“¿Qué tal?” pregunta el cartel de la peluquería más pequeña y azul de Buenos Aires. En la puerta de vidrio corrediza, en un papel blanco, dueños colocaron los precios: Corte $15, jubilados y niños $10. Ya nadie se puede sorprender. La adrenalina ya no corre cuando comienza a pasar el cepillo con talco por el cuello sin saber cuanto cobraran por diez minutos de tijeretazos que no conforman.
El local por dentro parece más grande. Las enormes plantas de plástico, con cocodrilos entre las ramas, la pequeña fuente zen y los 15 ruidosos canarios enjaulados, no producen en todos la sensación esperada y generan dudas sobre el glamour del profesional del look.
El peluquero es soltero, tiene el pelo corto, pero extraña sus rulos. Vive con su madre y sus canarios de competición en Castelar. Cuenta sobre la dedicación que requieren. Su madre y los canarios. Su socio, conversa desde otro sillón. Tiene el pelo y bigote de un joven Litto Nebia, pero rubio y viejo. Él vive en el fondo de la peluquería y es ecologista, naturista y yoguista, pero también debe hacer reiki y tener un amigo en una herboristería. Usa una remera blanca sin mangas. Muestra los músculos arrugados de los bíceps y la piel bronceada. ¿Quién de los dos habrá hecho la decoración?

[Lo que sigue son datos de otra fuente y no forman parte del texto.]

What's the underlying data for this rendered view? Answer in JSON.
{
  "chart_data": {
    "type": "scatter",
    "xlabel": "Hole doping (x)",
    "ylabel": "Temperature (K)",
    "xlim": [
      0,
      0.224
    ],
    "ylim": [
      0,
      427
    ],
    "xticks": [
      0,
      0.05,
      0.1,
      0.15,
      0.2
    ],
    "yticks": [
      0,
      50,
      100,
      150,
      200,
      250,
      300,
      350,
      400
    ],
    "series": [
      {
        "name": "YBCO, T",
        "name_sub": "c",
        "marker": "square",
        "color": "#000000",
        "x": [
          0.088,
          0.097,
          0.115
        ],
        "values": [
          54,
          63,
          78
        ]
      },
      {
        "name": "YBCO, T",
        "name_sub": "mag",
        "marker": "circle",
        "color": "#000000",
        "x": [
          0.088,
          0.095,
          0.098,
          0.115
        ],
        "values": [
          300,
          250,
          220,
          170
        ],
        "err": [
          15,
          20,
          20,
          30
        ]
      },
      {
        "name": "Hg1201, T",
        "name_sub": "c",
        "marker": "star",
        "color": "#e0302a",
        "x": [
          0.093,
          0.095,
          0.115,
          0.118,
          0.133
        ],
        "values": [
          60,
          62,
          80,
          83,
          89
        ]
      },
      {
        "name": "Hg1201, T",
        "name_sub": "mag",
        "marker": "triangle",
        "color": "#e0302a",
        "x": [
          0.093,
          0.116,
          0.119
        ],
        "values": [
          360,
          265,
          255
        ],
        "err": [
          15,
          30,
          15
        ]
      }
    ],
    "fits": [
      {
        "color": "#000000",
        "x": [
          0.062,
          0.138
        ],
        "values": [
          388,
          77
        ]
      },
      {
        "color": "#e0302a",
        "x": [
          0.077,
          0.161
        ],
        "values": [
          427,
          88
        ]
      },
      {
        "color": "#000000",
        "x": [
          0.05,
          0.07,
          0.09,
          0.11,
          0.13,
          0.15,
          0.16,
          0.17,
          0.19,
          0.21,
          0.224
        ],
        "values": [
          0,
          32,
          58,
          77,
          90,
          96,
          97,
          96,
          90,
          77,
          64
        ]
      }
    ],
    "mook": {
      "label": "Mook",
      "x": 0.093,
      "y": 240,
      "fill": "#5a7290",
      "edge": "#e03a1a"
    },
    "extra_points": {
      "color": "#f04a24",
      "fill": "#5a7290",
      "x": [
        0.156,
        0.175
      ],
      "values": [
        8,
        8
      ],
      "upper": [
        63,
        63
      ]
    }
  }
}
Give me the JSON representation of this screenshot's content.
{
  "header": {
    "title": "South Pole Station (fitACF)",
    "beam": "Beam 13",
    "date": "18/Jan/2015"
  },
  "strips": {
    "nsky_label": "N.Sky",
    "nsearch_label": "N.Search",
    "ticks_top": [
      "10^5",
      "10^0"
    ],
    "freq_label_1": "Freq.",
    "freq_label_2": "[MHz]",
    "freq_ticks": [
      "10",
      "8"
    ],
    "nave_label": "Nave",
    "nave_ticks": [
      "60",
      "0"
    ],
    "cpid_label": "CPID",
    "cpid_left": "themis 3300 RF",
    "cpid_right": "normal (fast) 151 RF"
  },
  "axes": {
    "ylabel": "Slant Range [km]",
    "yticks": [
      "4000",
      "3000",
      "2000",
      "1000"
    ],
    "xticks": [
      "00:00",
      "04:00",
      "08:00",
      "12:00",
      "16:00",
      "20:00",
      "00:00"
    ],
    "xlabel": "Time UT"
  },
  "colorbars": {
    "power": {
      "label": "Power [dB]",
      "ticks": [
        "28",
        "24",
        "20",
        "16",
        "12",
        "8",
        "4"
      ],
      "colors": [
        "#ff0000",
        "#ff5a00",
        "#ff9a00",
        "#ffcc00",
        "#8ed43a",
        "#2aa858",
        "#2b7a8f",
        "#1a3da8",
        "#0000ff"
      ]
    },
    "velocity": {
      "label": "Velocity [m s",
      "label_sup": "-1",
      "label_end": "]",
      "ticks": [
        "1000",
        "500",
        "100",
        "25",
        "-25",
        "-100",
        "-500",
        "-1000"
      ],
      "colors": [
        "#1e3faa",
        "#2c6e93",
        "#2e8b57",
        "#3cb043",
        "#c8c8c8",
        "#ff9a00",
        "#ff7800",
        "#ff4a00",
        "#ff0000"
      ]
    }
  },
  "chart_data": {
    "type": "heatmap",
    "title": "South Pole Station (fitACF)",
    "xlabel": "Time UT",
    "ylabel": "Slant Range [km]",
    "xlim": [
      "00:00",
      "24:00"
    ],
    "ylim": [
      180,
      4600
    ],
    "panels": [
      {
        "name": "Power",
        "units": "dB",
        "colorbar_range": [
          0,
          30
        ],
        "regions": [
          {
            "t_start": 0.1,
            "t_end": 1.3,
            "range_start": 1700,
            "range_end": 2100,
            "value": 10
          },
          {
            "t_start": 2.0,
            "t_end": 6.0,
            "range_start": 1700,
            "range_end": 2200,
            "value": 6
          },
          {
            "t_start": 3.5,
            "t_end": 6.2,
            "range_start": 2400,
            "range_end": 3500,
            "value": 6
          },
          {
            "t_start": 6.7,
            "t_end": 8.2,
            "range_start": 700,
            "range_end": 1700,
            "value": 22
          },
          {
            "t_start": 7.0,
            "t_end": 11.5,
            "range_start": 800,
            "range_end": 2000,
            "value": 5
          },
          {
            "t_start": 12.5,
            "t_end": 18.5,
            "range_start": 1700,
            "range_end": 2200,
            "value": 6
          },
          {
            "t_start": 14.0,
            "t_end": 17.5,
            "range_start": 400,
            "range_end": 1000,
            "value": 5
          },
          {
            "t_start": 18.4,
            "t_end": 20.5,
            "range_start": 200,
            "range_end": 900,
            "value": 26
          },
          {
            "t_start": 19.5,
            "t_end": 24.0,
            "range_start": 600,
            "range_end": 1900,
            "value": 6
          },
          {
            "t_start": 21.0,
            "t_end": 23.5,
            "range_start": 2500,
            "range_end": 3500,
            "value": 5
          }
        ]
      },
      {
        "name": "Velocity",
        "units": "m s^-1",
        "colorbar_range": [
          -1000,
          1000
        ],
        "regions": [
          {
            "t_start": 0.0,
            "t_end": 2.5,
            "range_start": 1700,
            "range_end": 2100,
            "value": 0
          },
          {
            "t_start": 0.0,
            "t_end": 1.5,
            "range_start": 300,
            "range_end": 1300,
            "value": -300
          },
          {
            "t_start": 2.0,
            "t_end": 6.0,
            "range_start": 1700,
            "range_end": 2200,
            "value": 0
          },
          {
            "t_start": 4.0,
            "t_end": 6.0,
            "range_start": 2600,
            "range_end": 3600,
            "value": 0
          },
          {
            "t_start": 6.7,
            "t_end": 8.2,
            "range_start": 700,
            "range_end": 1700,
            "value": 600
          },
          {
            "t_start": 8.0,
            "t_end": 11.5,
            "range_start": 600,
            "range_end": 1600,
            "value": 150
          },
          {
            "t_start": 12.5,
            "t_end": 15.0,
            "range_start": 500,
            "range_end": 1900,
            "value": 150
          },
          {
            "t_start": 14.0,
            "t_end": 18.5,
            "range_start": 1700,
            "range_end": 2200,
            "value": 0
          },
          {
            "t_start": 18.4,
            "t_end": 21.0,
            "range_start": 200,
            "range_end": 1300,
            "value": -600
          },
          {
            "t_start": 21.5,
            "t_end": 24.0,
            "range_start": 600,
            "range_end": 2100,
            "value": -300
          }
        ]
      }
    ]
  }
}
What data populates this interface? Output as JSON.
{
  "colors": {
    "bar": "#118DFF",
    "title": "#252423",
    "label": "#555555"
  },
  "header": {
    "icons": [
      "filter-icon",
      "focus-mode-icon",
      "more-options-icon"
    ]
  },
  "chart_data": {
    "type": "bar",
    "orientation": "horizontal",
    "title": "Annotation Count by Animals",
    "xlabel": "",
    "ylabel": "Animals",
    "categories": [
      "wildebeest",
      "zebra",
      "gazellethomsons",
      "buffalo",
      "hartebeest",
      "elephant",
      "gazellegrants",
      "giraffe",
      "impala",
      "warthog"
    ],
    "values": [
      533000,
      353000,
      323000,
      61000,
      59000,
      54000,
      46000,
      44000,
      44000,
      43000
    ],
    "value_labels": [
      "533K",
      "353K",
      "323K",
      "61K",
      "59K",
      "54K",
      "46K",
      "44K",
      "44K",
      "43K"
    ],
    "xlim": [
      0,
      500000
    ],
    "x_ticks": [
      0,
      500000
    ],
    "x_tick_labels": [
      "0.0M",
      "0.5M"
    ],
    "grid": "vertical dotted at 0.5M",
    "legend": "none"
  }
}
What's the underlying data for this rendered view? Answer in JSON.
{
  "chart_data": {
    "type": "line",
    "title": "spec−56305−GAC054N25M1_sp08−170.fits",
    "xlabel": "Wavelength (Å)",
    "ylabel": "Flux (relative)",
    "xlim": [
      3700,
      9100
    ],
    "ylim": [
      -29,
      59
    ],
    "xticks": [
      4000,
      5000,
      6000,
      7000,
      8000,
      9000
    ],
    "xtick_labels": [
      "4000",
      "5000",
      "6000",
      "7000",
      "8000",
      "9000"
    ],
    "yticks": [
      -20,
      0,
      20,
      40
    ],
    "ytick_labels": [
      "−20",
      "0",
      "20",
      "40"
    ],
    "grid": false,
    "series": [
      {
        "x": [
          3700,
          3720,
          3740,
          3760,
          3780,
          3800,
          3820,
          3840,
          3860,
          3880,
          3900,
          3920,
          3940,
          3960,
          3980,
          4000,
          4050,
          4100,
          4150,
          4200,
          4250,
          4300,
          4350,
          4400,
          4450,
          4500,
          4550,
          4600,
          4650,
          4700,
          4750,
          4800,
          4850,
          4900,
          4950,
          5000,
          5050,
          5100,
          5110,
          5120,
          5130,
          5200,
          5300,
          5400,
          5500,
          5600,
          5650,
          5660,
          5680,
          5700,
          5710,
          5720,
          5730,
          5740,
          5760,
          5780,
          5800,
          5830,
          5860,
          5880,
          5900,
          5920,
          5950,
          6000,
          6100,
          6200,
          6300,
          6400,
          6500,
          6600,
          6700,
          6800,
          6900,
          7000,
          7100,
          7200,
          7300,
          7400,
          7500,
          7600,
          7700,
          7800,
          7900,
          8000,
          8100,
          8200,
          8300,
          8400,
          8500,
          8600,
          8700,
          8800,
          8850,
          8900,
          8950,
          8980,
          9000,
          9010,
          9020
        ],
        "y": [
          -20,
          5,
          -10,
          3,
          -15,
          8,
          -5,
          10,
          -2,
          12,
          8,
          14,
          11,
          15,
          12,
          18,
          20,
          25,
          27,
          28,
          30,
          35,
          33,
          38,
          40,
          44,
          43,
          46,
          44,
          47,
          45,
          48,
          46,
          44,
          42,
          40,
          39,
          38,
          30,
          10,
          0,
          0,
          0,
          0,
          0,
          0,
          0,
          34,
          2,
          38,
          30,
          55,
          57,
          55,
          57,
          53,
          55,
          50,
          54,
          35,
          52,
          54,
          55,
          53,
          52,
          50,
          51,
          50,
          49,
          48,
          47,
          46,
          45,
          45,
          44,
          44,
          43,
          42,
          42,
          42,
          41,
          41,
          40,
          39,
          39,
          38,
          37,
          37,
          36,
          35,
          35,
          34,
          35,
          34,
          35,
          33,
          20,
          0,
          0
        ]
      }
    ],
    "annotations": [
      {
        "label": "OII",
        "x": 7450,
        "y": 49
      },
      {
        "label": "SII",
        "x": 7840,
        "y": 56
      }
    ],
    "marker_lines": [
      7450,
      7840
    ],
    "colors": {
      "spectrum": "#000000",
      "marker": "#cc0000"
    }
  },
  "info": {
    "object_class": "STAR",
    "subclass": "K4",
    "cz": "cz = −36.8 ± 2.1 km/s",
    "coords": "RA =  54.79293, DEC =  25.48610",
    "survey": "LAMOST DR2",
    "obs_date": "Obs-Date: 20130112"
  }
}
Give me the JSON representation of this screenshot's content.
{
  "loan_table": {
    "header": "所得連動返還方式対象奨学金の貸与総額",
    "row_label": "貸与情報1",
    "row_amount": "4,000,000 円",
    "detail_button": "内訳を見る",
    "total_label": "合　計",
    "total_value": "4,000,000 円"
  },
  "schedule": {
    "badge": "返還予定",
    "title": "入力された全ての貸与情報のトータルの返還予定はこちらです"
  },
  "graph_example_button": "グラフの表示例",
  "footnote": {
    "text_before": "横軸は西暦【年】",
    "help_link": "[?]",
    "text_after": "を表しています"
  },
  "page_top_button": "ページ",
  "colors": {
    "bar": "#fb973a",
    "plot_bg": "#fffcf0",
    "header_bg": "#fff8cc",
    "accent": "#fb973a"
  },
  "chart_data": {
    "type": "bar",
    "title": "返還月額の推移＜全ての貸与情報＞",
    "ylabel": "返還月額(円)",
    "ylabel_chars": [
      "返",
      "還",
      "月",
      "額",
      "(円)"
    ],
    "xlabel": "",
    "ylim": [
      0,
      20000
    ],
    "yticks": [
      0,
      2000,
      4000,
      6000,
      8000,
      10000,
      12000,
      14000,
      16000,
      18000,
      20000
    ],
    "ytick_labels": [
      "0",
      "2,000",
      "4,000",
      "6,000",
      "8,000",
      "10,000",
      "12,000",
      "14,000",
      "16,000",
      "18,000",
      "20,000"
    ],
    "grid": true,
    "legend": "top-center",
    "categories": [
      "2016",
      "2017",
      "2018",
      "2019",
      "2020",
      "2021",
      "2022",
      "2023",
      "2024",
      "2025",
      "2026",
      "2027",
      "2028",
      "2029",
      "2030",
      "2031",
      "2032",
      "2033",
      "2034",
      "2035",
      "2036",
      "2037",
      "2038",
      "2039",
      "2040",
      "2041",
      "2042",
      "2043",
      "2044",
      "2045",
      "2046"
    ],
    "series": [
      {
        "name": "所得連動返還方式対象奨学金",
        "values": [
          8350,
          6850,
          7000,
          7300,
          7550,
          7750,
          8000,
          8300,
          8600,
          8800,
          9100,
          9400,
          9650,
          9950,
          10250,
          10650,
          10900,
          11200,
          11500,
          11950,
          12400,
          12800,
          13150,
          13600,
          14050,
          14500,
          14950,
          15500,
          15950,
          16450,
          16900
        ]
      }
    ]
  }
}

“Cuanto pelo. Hace mucho que no te cortás”, ríe mientras agarra el rociador y el peine. Piensa que va a costar mucho trabajo esa porra y se resigna, siempre con una sonrisa. Se prepara para una cirugía mayor y los utensilios complejos que tiene sobre el mostrador lo respaldan: una tijera con dientes, máquinas para afeitar y la navaja, con la que construye el gran final artesanal. Con ella quita la pelusa de la nuca. Casi una tortura, raspa, arde y provoca un sonido nuevo, que sigue en la cabeza después de un rato, causando escalofríos en todo el cuerpo. No todos están hechos para la sofisticación y el glamour.